An additional limitation is the relatively small sample size of this study. Specifically, there was an insufficient number of participants with the rs10421768 GG genotype for reliable analysis. Given this underrepresentation, we were unable to perform genotypic association analysis in this sample size. Next, race was self-reported by study participants and use of this variable limits the ability to stringently control for population substructure. Similarly, given the underrepresentation of non-Caucasian populations, we were unable to perform subgroup analyses for the SNP portion of this study in more diverse ancestries, which limits the generalizability of the findings. Future efforts are needed to replicate these findings in larger, more diverse samples.
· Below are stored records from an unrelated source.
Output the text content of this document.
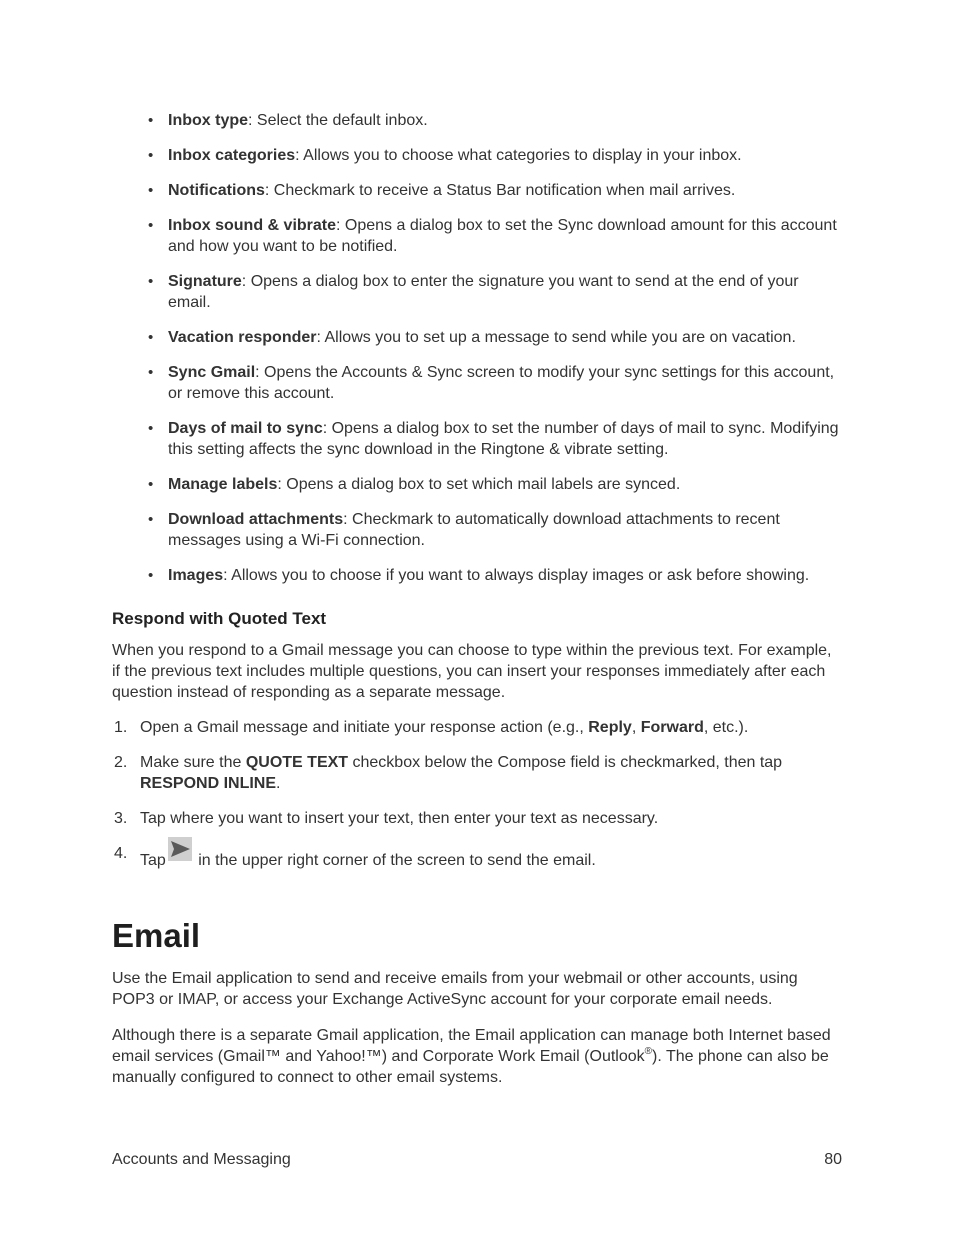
• Inbox type: Select the default inbox.
• Inbox categories: Allows you to choose what categories to display in your inbox.
• Notifications: Checkmark to receive a Status Bar notification when mail arrives.
• Inbox sound & vibrate: Opens a dialog box to set the Sync download amount for this account and how you want to be notified.
• Signature: Opens a dialog box to enter the signature you want to send at the end of your email.
• Vacation responder: Allows you to set up a message to send while you are on vacation.
• Sync Gmail: Opens the Accounts & Sync screen to modify your sync settings for this account, or remove this account.
• Days of mail to sync: Opens a dialog box to set the number of days of mail to sync. Modifying this setting affects the sync download in the Ringtone & vibrate setting.
• Manage labels: Opens a dialog box to set which mail labels are synced.
• Download attachments: Checkmark to automatically download attachments to recent messages using a Wi-Fi connection.
• Images: Allows you to choose if you want to always display images or ask before showing.
Respond with Quoted Text

When you respond to a Gmail message you can choose to type within the previous text. For example, if the previous text includes multiple questions, you can insert your responses immediately after each question instead of responding as a separate message.

1. Open a Gmail message and initiate your response action (e.g., Reply, Forward, etc.).
2. Make sure the QUOTE TEXT checkbox below the Compose field is checkmarked, then tap RESPOND INLINE.
3. Tap where you want to insert your text, then enter your text as necessary.
4. Tap
in the upper right corner of the screen to send the email.
Email

Use the Email application to send and receive emails from your webmail or other accounts, using POP3 or IMAP, or access your Exchange ActiveSync account for your corporate email needs.

Although there is a separate Gmail application, the Email application can manage both Internet based email services (Gmail™ and Yahoo!™) and Corporate Work Email (Outlook®). The phone can also be manually configured to connect to other email systems.

Accounts and Messaging	80
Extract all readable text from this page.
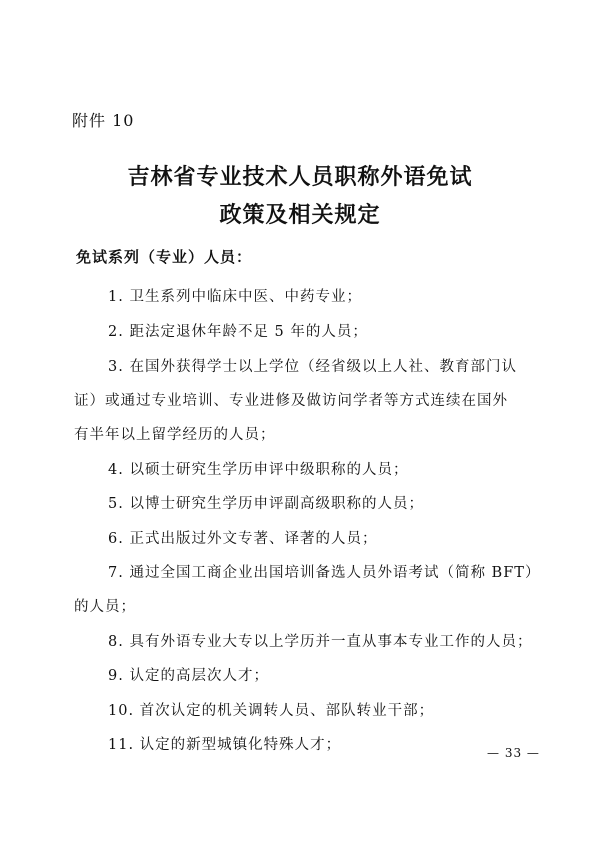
附件 10
吉林省专业技术人员职称外语免试
政策及相关规定
免试系列（专业）人员：
1. 卫生系列中临床中医、中药专业；
2. 距法定退休年龄不足 5 年的人员；
3. 在国外获得学士以上学位（经省级以上人社、教育部门认
证）或通过专业培训、专业进修及做访问学者等方式连续在国外
有半年以上留学经历的人员；
4. 以硕士研究生学历申评中级职称的人员；
5. 以博士研究生学历申评副高级职称的人员；
6. 正式出版过外文专著、译著的人员；
7. 通过全国工商企业出国培训备选人员外语考试（简称 BFT）
的人员；
8. 具有外语专业大专以上学历并一直从事本专业工作的人员；
9. 认定的高层次人才；
10. 首次认定的机关调转人员、部队转业干部；
11. 认定的新型城镇化特殊人才；	— 33 —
Finally, studies have demonstrated that smoking and body mass index (BMI) impact DNA methylation [48, 49] and that treatment strategies (e.g., induced hypertension, administration of a calcium channel blocker) impact the incidence of acute complications after aSAH. Unfortunately, our small sample size and amount of missing data prevented us from controlling for these factors.
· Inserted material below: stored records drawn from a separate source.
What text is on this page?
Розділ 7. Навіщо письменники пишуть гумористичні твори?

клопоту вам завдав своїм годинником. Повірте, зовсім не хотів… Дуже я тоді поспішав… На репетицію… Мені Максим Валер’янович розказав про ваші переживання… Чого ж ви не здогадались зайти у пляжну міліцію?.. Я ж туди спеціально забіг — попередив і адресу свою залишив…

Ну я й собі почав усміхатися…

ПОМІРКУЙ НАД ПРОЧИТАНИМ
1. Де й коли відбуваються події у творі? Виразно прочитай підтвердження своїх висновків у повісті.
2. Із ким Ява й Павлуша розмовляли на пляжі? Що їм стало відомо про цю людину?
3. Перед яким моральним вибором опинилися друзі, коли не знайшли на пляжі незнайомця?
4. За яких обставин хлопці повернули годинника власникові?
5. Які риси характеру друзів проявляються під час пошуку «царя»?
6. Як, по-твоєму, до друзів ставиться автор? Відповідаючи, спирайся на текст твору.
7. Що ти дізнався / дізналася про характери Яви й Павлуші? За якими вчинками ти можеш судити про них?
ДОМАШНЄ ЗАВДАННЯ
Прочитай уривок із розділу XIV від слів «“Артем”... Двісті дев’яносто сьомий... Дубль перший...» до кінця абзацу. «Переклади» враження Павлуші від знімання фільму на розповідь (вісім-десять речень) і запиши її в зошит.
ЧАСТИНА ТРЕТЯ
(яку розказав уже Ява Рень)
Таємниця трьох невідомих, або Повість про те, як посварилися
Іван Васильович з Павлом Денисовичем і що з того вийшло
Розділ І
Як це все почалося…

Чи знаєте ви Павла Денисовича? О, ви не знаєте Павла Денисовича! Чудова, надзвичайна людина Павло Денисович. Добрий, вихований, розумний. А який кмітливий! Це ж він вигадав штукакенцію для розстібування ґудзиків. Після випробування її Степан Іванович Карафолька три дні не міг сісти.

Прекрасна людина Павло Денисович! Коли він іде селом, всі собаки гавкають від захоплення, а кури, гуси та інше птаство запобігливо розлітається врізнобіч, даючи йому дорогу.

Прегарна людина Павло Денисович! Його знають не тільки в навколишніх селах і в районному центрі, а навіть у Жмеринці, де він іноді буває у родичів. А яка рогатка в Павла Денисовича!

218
Lastly and of particular notability, the interpretability of the results of this study are limited because of the large number of tests conducted. A simple Bonferroni correction for multiple testing would be too conservative due to the high correlation between outcomes in this cohort. Specifically, CV and DCI have a correlation of > 0.75. Likewise, mRS and GOS have a correlation of > 0.70 and were assessed at both 3 months and 12 months. Moreover, death is imbedded in both mRS and GOS scores. Despite these correlations, it was ultimately decided to retain both mRS and GOS in this study to allow for between study comparisons in the future. In an effort to carefully adjust for the multiple testing while properly taking the correlation between tests into account, we performed permutation testing to compute an empirical significance threshold within each model examined. While many of our results are consistent across correlated outcomes and time points suggesting possible associations of genetic and epigenetic variability of HAMP with patient outcomes after aSAH, it is imperative that this study be replicated in a larger sample to confirm these findings.

Conclusion

Outcomes following aSAH are variable creating an unyielding need for reliable biomarkers of poor outcomes. Hepcidin has surfaced as an important preclinical predictor of outcomes following experimental brain injury [12]. The results of this pilot study offer support to this theory in humans; however, due to the exploratory nature of this study, more research is needed before definitive conclusions can be made about the role of HAMP in outcomes after aSAH. In our sample, we identified an association between the AA genotype of rs7251432 and death at 3 months that remained significant after correction for multiple testing. If these findings can be replicated in an independent sample, this approach has the potential to provide a clinical tool for prediction of those at high-risk of poor outcomes following aSAH. We also believe that our exploratory study found interesting trends that may warrant further investigation into the role of DNA methylation of HAMP in patient outcomes after aSAH.